David Seidler, Oscar-winning writer of “The King’s Speech”, dies at 86
The British screenwriter earned several accolades for the 2010 film, including two BAFTA's and an Academy Award.
David Seidler, the Oscar-winning screenwriter behind 2010’s The King’s Speech, died Saturday while on a fly-fishing expedition in New Zealand. He was 86.
“David was in the place he loved most in the world — New Zealand — doing what gave him the greatest peace which was fly-fishing,” his longtime manager Jeff Aghassi told EW in a statement. “If given the chance, it is exactly as he would have scripted it.”
Born in London on Aug. 3, 1937, Seidler spent his early childhood years in the English city before his family relocated to New York amidst World War II. During the voyage, he developed a stutter and wouldn’t have a speech therapy breakthrough until he was 16. This partially inspired him to write The King’s Speech, which won him the Academy Award for Best Original Screenplay.
The film tells the true story of King George VI’s (Colin Firth) struggle to overcome his severe stutter with the help of Australian speech therapist Lionel Logue (Geoffrey Rush). The film picks up as George’s brother abdicates the throne, leaving George as the head of the British monarchy in 1937. The monarch goes on to forge a lasting friendship with Logue, as he prepares for his first wartime radio message after the start of World War II.
Ahead of the 2011 ceremony, Seidler was hesitant to discuss the film’s chances at the Academy Awards but told KPBS, "I have to be honest. Way down in the recesses of my soul, I thought this is the little film that could. I think this may really be able to get out there. I had this silent hope that I never expressed because it seemed so ridiculous and so far-fetched."

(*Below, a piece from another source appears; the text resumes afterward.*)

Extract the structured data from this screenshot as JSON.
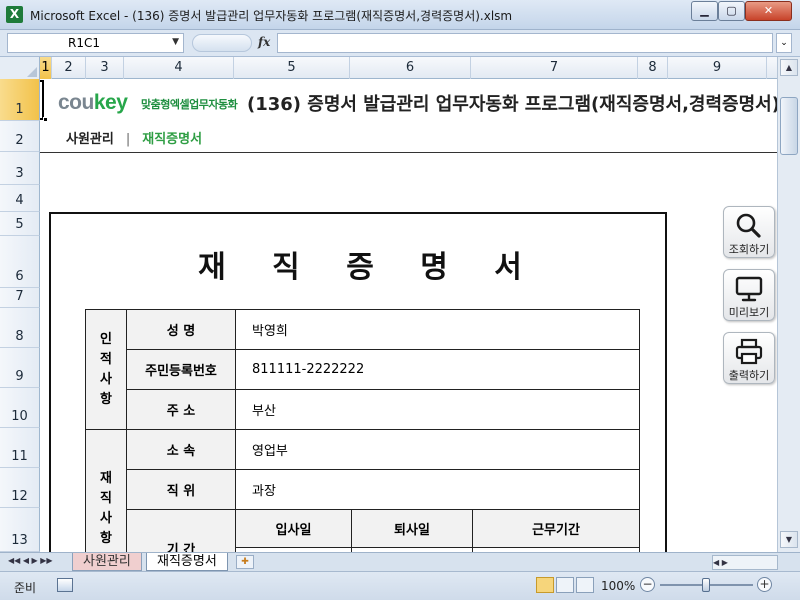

The film received 12 Oscar nominations at the 83rd Academy Awards and won four, including Best Picture. Firth took home a trophy for his performance as King George, and Tom Hooper won for Best Director. The King’s Speech earned many more accolades, including seven BAFTAs.
Seidler later penned a stage adaptation of the film, which opened in London on the West End in 2012. The script has since been translated into more than half a dozen languages and performed across four continents. Plans for the play to head to Broadway fell through in 2020, following the COVID-19 pandemic.
Seidler wrote multiple TV and movie scripts over the years — many of which he co-penned with his former writing partner, Jacqueline Feather. Their credits include Dancing in the Dark, Come on, Get Happy: The Partridge Family Story, and By Dawn’s Early Light. They also worked on several animated children’s musicals, such as The King and I, Quest for Camelot, and Madeline: Lost in Paris. Throughout his career, Seidler wrote episodes for series like Days of Our Lives, Another World, General Hospital, and Son of the Dragon. With Arnold Schulman, he cowrote Francis Ford Coppola’s 1988 comedy drama Tucker: The Man and His Dream.
Seidler is survived by his children, Marc and Maya.